Here's Nick' latest. He pays the S10 a high compliment!
If he hasn't broken the S10 by now, I doubt I'll ever be able to (unless I'm being extremely stupid, which has happened, BTW!).
The first part is completed. I was 8 hours ahead of the record until 297 kms to go and the final frontier at the Argentine border San Sebastien on Tierra del Fuego, which closed at 22.00 and didn't reopen until 09.00 the next day. I lost the advantage and trailed in a few hours behind. Part of getting this right is working out a strategy that takes this into account. I am sorry if I have let anyone down. At 21 days 19 hours I am the second fastest rider to have completed the length of the Americas. The American Dick Fish is still several hours ahead at 21 days 2 hours.

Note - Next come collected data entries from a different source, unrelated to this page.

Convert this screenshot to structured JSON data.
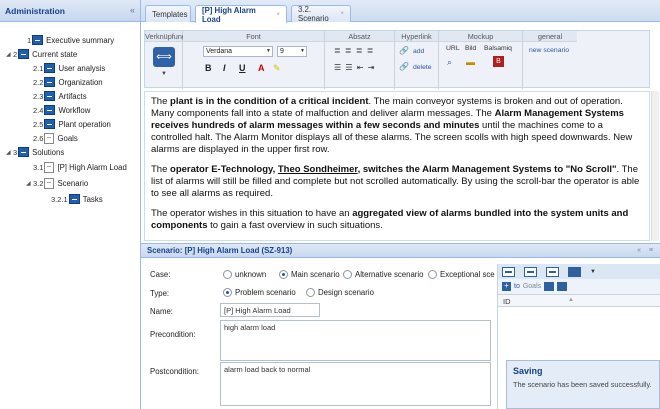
{
  "sidebar": {
    "title": "Administration",
    "collapse": "«",
    "items": [
      {
        "num": "1",
        "label": "Executive summary",
        "arrow": "",
        "icon": "section-icon"
      },
      {
        "num": "2",
        "label": "Current state",
        "arrow": "◢",
        "icon": "section-icon"
      },
      {
        "num": "2.1",
        "label": "User analysis",
        "arrow": "",
        "icon": "section-icon"
      },
      {
        "num": "2.2",
        "label": "Organization",
        "arrow": "",
        "icon": "section-icon"
      },
      {
        "num": "2.3",
        "label": "Artifacts",
        "arrow": "",
        "icon": "section-icon"
      },
      {
        "num": "2.4",
        "label": "Workflow",
        "arrow": "",
        "icon": "section-icon"
      },
      {
        "num": "2.5",
        "label": "Plant operation",
        "arrow": "",
        "icon": "section-icon"
      },
      {
        "num": "2.6",
        "label": "Goals",
        "arrow": "",
        "icon": "document-icon"
      },
      {
        "num": "3",
        "label": "Solutions",
        "arrow": "◢",
        "icon": "section-icon"
      },
      {
        "num": "3.1",
        "label": "[P] High Alarm Load",
        "arrow": "",
        "icon": "document-icon"
      },
      {
        "num": "3.2",
        "label": "Scenario",
        "arrow": "◢",
        "icon": "document-icon"
      },
      {
        "num": "3.2.1",
        "label": "Tasks",
        "arrow": "",
        "icon": "section-icon"
      }
    ]
  },
  "tabs": [
    {
      "label": "Templates",
      "close": ""
    },
    {
      "label": "[P] High Alarm Load",
      "close": "×"
    },
    {
      "label": "3.2. Scenario",
      "close": "×"
    }
  ],
  "ribbon": {
    "groups": {
      "link": "Verknüpfung",
      "font": "Font",
      "paragraph": "Absatz",
      "hyperlink": "Hyperlink",
      "mockup": "Mockup",
      "general": "general"
    },
    "font_name": "Verdana",
    "font_size": "9",
    "format_buttons": {
      "bold": "B",
      "italic": "I",
      "underline": "U",
      "color": "A"
    },
    "hyperlink_add": "add",
    "hyperlink_delete": "delete",
    "mockup_url": "URL",
    "mockup_image": "Bild",
    "mockup_balsamiq": "Balsamiq",
    "new_scenario": "new scenario"
  },
  "editor": {
    "paragraphs": [
      [
        {
          "t": "The ",
          "b": false
        },
        {
          "t": "plant is in the condition of a critical incident",
          "b": true
        },
        {
          "t": ". The main conveyor systems is broken and out of operation. Many components fall into a state of malfuction and deliver alarm messages. The ",
          "b": false
        },
        {
          "t": "Alarm Management Systems receives hundreds of alarm messages within a few seconds and minutes",
          "b": true
        },
        {
          "t": " until the machines come to a controlled halt. The Alarm Monitor displays all of these alarms. The screen scolls with high speed downwards. New alarms are displayed in the upper first row.",
          "b": false
        }
      ],
      [
        {
          "t": "The ",
          "b": false
        },
        {
          "t": "operator E-Technology, ",
          "b": true
        },
        {
          "t": "Theo Sondheimer",
          "b": true,
          "u": true
        },
        {
          "t": ", switches the  Alarm Management Systems to \"No Scroll\"",
          "b": true
        },
        {
          "t": ". The list of alarms will still be filled and complete but not scrolled automatically. By using the scroll-bar the operator is able to see all alarms as required.",
          "b": false
        }
      ],
      [
        {
          "t": "The operator wishes in this situation to have an ",
          "b": false
        },
        {
          "t": "aggregated view of alarms bundled into the system units and components",
          "b": true
        },
        {
          "t": " to gain a fast overview in such situations.",
          "b": false
        }
      ]
    ]
  },
  "scenario": {
    "title": "Scenario: [P] High Alarm Load (SZ-913)",
    "tools": "« ≡",
    "case_label": "Case:",
    "case_options": [
      {
        "label": "unknown",
        "checked": false
      },
      {
        "label": "Main scenario",
        "checked": true
      },
      {
        "label": "Alternative scenario",
        "checked": false
      },
      {
        "label": "Exceptional sce",
        "checked": false
      }
    ],
    "type_label": "Type:",
    "type_options": [
      {
        "label": "Problem scenario",
        "checked": true
      },
      {
        "label": "Design scenario",
        "checked": false
      }
    ],
    "name_label": "Name:",
    "name_value": "[P] High Alarm Load",
    "precondition_label": "Precondition:",
    "precondition_value": "high alarm load",
    "postcondition_label": "Postcondition:",
    "postcondition_value": "alarm load back to normal"
  },
  "tasks_panel": {
    "dropdown": "▼",
    "action_to": "to",
    "action_goals": "Goals",
    "grid_id": "ID",
    "grid_sort": "▲"
  },
  "toast": {
    "title": "Saving",
    "message": "The scenario has been saved successfully."
  }
}
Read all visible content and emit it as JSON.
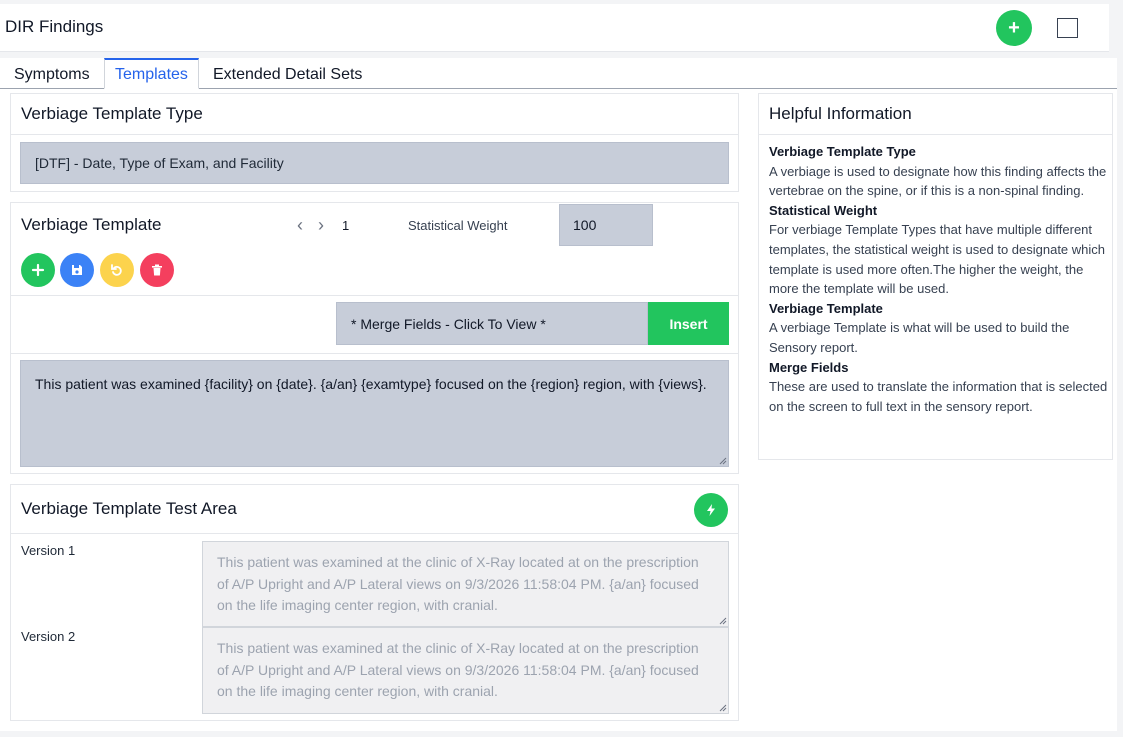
{
  "header": {
    "title": "DIR Findings"
  },
  "tabs": [
    {
      "label": "Symptoms"
    },
    {
      "label": "Templates"
    },
    {
      "label": "Extended Detail Sets"
    }
  ],
  "template_type": {
    "title": "Verbiage Template Type",
    "selected": "[DTF] - Date, Type of Exam, and Facility"
  },
  "template": {
    "title": "Verbiage Template",
    "page": "1",
    "weight_label": "Statistical Weight",
    "weight_value": "100",
    "merge_fields": "* Merge Fields - Click To View *",
    "insert_label": "Insert",
    "text": "This patient was examined {facility} on {date}. {a/an} {examtype} focused on the {region} region, with {views}."
  },
  "test_area": {
    "title": "Verbiage Template Test Area",
    "versions": [
      {
        "label": "Version 1",
        "text": "This patient was examined at the clinic of X-Ray located at on the prescription of A/P Upright and A/P Lateral views on 9/3/2026 11:58:04 PM. {a/an} focused on the life imaging center region, with cranial."
      },
      {
        "label": "Version 2",
        "text": "This patient was examined at the clinic of X-Ray located at on the prescription of A/P Upright and A/P Lateral views on 9/3/2026 11:58:04 PM. {a/an} focused on the life imaging center region, with cranial."
      }
    ]
  },
  "help": {
    "title": "Helpful Information",
    "sections": [
      {
        "heading": "Verbiage Template Type",
        "text": "A verbiage is used to designate how this finding affects the vertebrae on the spine, or if this is a non-spinal finding."
      },
      {
        "heading": "Statistical Weight",
        "text": "For verbiage Template Types that have multiple different templates, the statistical weight is used to designate which template is used more often.The higher the weight, the more the template will be used."
      },
      {
        "heading": "Verbiage Template",
        "text": "A verbiage Template is what will be used to build the Sensory report."
      },
      {
        "heading": "Merge Fields",
        "text": "These are used to translate the information that is selected on the screen to full text in the sensory report."
      }
    ]
  },
  "colors": {
    "accent": "#2563eb",
    "success": "#22c55e",
    "primary": "#3b82f6",
    "warning": "#fcd34d",
    "danger": "#f43f5e",
    "field": "#c7cdd9"
  }
}
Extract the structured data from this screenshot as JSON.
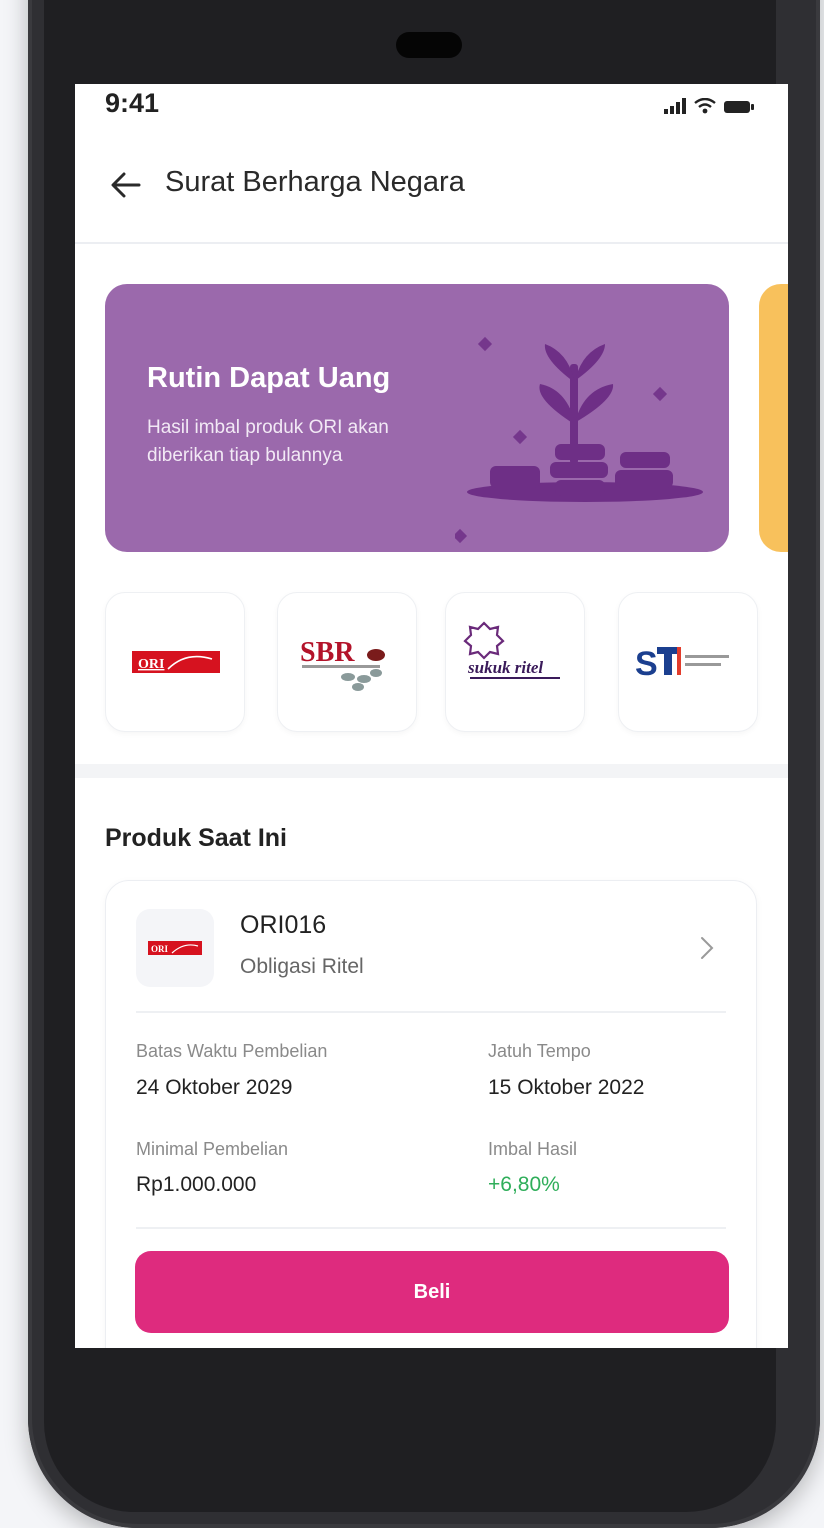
{
  "status_bar": {
    "time": "9:41"
  },
  "header": {
    "title": "Surat Berharga Negara"
  },
  "banner": {
    "title": "Rutin Dapat Uang",
    "subtitle": "Hasil imbal produk ORI akan diberikan tiap bulannya",
    "color": "#9b69ac",
    "next_banner_color": "#f8c15c"
  },
  "products": [
    {
      "name": "ORI",
      "icon": "ori-logo-icon"
    },
    {
      "name": "SBR",
      "icon": "sbr-logo-icon"
    },
    {
      "name": "sukuk ritel",
      "icon": "sukuk-ritel-logo-icon"
    },
    {
      "name": "ST",
      "icon": "st-logo-icon"
    }
  ],
  "section": {
    "title": "Produk Saat Ini"
  },
  "card": {
    "name": "ORI016",
    "type": "Obligasi Ritel",
    "fields": [
      {
        "label": "Batas Waktu Pembelian",
        "value": "24 Oktober 2029"
      },
      {
        "label": "Jatuh Tempo",
        "value": "15 Oktober 2022"
      },
      {
        "label": "Minimal Pembelian",
        "value": "Rp1.000.000"
      },
      {
        "label": "Imbal Hasil",
        "value": "+6,80%"
      }
    ],
    "buy_label": "Beli",
    "accent": "#de2b7e",
    "positive_color": "#2fae5a"
  }
}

The north bound route will be easier because borders up there are all 24 / 7. I am very confident of getting the record this time and the present holder has just been in touch and supports me. Compare 21 days to the Guinness record of 34 days....I have 100 of my clients who could do that - so I will make it a mission to have the American organisation IBF to authenticate it and select a European premier motoring organisation to recognise it on our side and will discuss also with Guinness. There is a story about 'why will Guinness not support a motorcycling record...'
There is no reason to fail unless the bike goes down or I crash. The bike appears to be exceptionally reliable, a tremendous testiment to Yamaha reliability, I am really impressed with that. Early on a young scooterist drove into me in Ecuador and I narrowly missed being wiped in a head on. I managed to get away with his handlebars clipping my right side of the bars and sent me across the road with a tank slapper and how I got under control against prevailing traffic I will never know. It seems to have twisted the front end, hard to describe but Yamaha Santiago are servicing it for me on route so I might ask for a report. It is quite rideable but because of this balance problem it makes counter steering difficult and wants to take me to the left.
I arrived in Ushuaia at 4.30 this morning and hit 50 kms of snow over the mountains which took me 5 hours to complete. I head planted into the side of the road and broke a bone in my foot, can't walk on my left foot, but as I'm on a bike it doesn't matter. Keep it in the boot and it'll be fine. Big snow coming so I have found an amazing workshop and expert moto crosser and he is fitting snow tyres with studs for tommorow. Will cope with a foot of snow, should make good pictures for the Super Tenere.
I leave at noon Wednesday 29th June. There will be no more blogs until I complete the journey. I apologise for this but the record is too tight and I will require every moment riding or resting.